According to Humphrey, using averages is sufficient to produce ballpark estimates of the benefits achieved by deploying the CM system. On occasion, Mirant engineers perform a detailed analysis of the cause of a significant fault. Humphrey says that these analyses almost always confirm that averaging yields conservative estimates of benefits. The table shows the estimated savings produced by Mirant Mid-Atlantic’s system in 2006, delineated by equipment type.
Summary of equipment monitored and estimated savings in 2006. Source: Mirant Mid-Atlantic
Proving Its Worth
Here’s an example of how the CM program works in practice. In March 2003, a routine vibration survey detected a step increase in vibration on the inboard bearing of a turbine-driven boiler feedpump. Noting the reading, operators immediately reduced the pump’s speed and took the unit out of service later that day. A subsequent analysis (see figure) indicated the probability of a coupling problem.
The cost/benefit analysis worksheet for a boiler feedpump. Courtesy: Mirant Mid-Atlantic
When maintenance staffers inspected the coupling, they found that it was no longer lubricated and had a significant crack. If the vibration had gone undetected, a very expensive catastrophic failure would likely have occurred. Mirant estimated that repairing the collateral damage to the pump, and buying power to replace the lost production from the affected unit while it was out of service for an extended period, would have cost more than $300,000. After replacing the coupling, the pump was returned to service, and vibration returned to acceptable levels.
Mirant Mid-Atlantic’s Condition-Monitoring Program
Mirant Mid-Atlantic’s condition-monitoring team consists of a central group of four technicians and one team leader. The team’s primary responsibilities are the company’s four coal-fired power plants; as resources and priorities permit, the team also provides support to other assets.
The predictive maintenance (PM) technologies currently used by the program include:
- Vibration monitoring and analysis — of virtually all rotating equipment, including motors, pumps, fans, compressors, turbines, and generators.
- Infrared (IR) thermography — surveys of valves, motor control centers, load centers, transformers, boiler casings, boiler tubes, coal conveyors, and motors.
- Ultrasonic leak detection — performed routinely on valves (in conjunction with IR thermography) and on tanks and piping when requested by plant personnel. Ultrasound is also used to detect seal rubs, loose parts, and cavitation in rotating equipment, and to identify faulty valves in reciprocating compressors and arcing and corona in high-voltage switchgear.
- Motor current signature analysis — used to identify broken rotor bars on motors susceptible to this type of failure (typically, high-voltage motors that are started frequently).
- Motor circuit evaluation — used to determine when motors rated at 2 kV or higher should be overhauled.
- Partial discharge testing — used to measure and trend the condition of generator windings.
- Slow-speed dynamic balancing — of machine rotors weighing between 50 pounds and 200,000 pounds prior to reassembly.

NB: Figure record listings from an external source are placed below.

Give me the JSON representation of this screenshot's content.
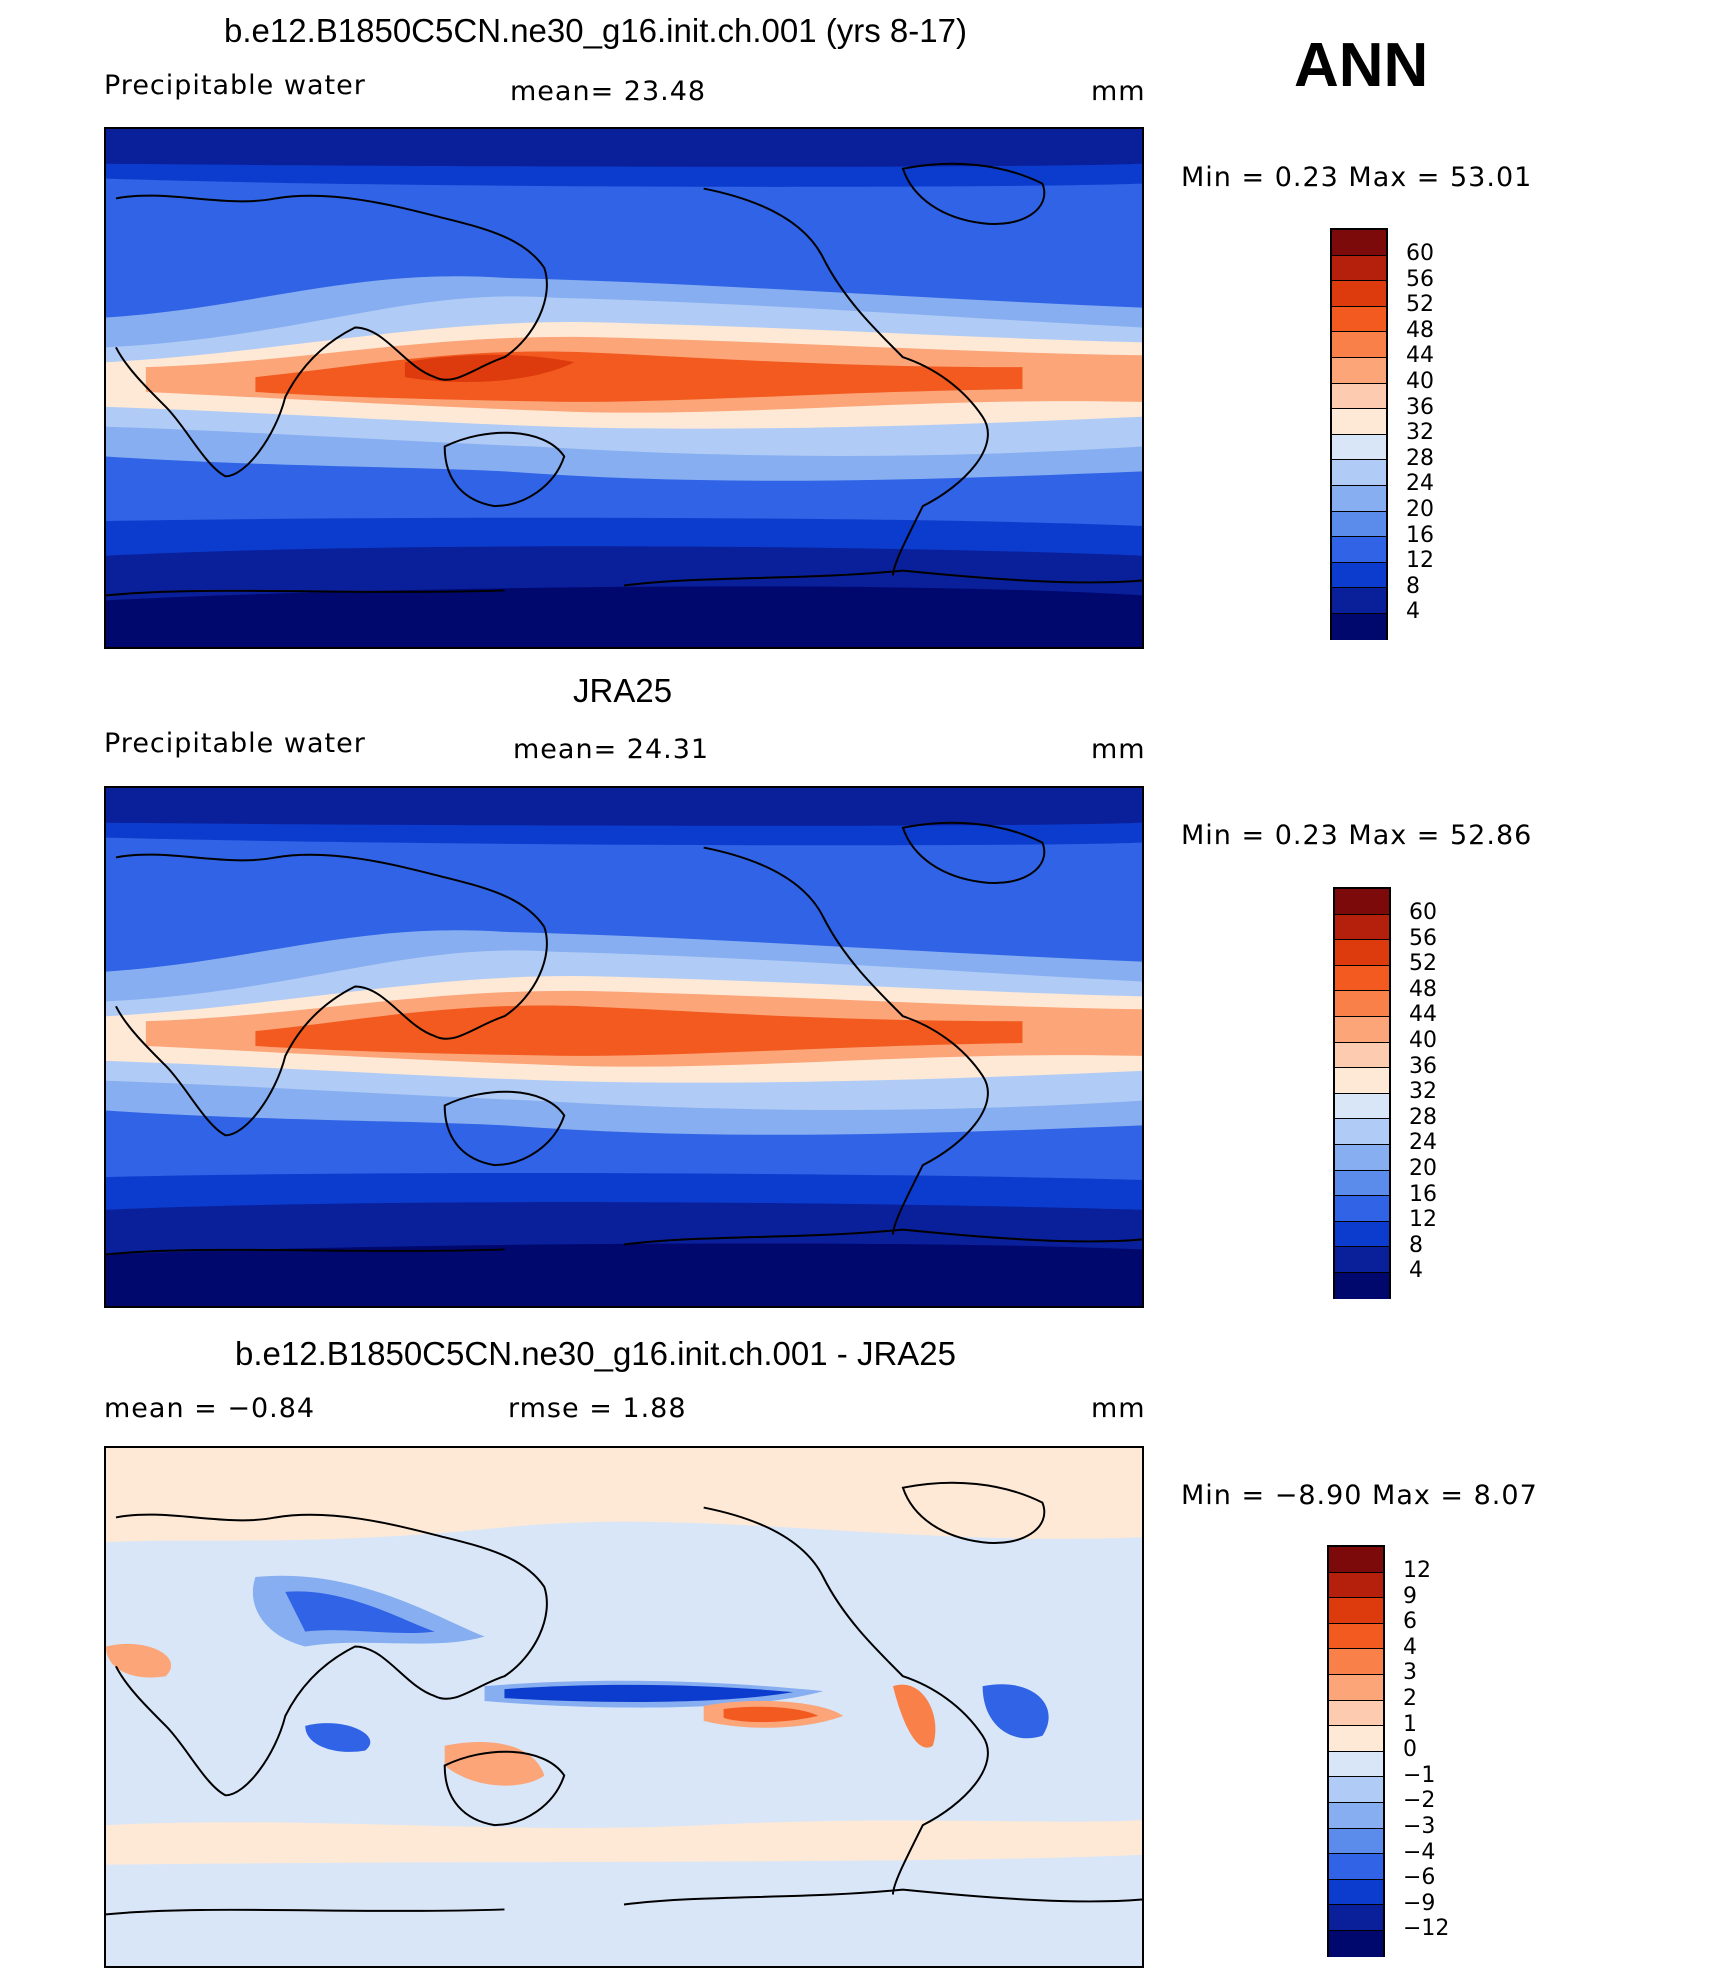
{
  "season": "ANN",
  "panels": [
    {
      "title": "b.e12.B1850C5CN.ne30_g16.init.ch.001 (yrs 8-17)",
      "left_label": "Precipitable  water",
      "mid_label": "mean=   23.48",
      "units": "mm",
      "minmax": "Min =    0.23  Max =   53.01",
      "colorbar_labels": [
        "60",
        "56",
        "52",
        "48",
        "44",
        "40",
        "36",
        "32",
        "28",
        "24",
        "20",
        "16",
        "12",
        "8",
        "4"
      ]
    },
    {
      "title": "JRA25",
      "left_label": "Precipitable  water",
      "mid_label": "mean=   24.31",
      "units": "mm",
      "minmax": "Min =    0.23  Max =   52.86",
      "colorbar_labels": [
        "60",
        "56",
        "52",
        "48",
        "44",
        "40",
        "36",
        "32",
        "28",
        "24",
        "20",
        "16",
        "12",
        "8",
        "4"
      ]
    },
    {
      "title": "b.e12.B1850C5CN.ne30_g16.init.ch.001 - JRA25",
      "left_label": "mean  =   −0.84",
      "mid_label": "rmse  =     1.88",
      "units": "mm",
      "minmax": "Min =   −8.90  Max =     8.07",
      "colorbar_labels": [
        "12",
        "9",
        "6",
        "4",
        "3",
        "2",
        "1",
        "0",
        "−1",
        "−2",
        "−3",
        "−4",
        "−6",
        "−9",
        "−12"
      ]
    }
  ],
  "colors": {
    "seq": [
      "#7d0a0a",
      "#b5200c",
      "#dd3a0d",
      "#f25a1f",
      "#f98049",
      "#fba579",
      "#fdcbb0",
      "#fde9d6",
      "#d8e6f8",
      "#b0cbf5",
      "#86aef0",
      "#5b8cec",
      "#3063e6",
      "#0c3ccd",
      "#0a1f9a",
      "#00086e"
    ]
  }
}
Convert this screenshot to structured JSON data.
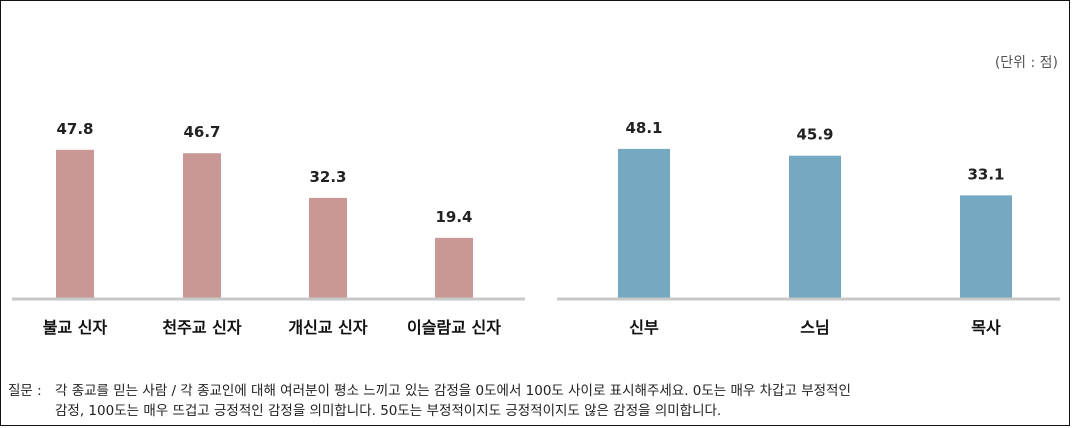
{
  "unit_label": "(단위 : 점)",
  "note": {
    "prefix": "질문 :",
    "line1": "각 종교를 믿는 사람 / 각 종교인에 대해 여러분이 평소 느끼고 있는 감정을 0도에서 100도 사이로 표시해주세요. 0도는 매우 차갑고 부정적인",
    "line2": "감정, 100도는 매우 뜨겁고 긍정적인 감정을 의미합니다. 50도는 부정적이지도 긍정적이지도 않은 감정을 의미합니다."
  },
  "colors": {
    "left": "#c99896",
    "right": "#74a9c1",
    "axis": "#c8c8c8"
  },
  "chart_data": [
    {
      "type": "bar",
      "categories": [
        "불교 신자",
        "천주교 신자",
        "개신교 신자",
        "이슬람교 신자"
      ],
      "values": [
        47.8,
        46.7,
        32.3,
        19.4
      ],
      "ylim": [
        0,
        60
      ]
    },
    {
      "type": "bar",
      "categories": [
        "신부",
        "스님",
        "목사"
      ],
      "values": [
        48.1,
        45.9,
        33.1
      ],
      "ylim": [
        0,
        60
      ]
    }
  ]
}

Although it is not specifically a PM technology, balancing can be considered a vibration-monitoring activity.
- In-place dynamic balancing — of rotating machines such as motors, fans, exhausters, steam and combustion turbines, and generators.
- Oil analysis — a PM tool that has proven effective at Mirant Mid-Atlantic generating stations.
This article is based on a paper presented by Joe Humphrey of Mirant Mid-Atlantic at the ELECTRIC POWER 2007 Conference & Exhibition.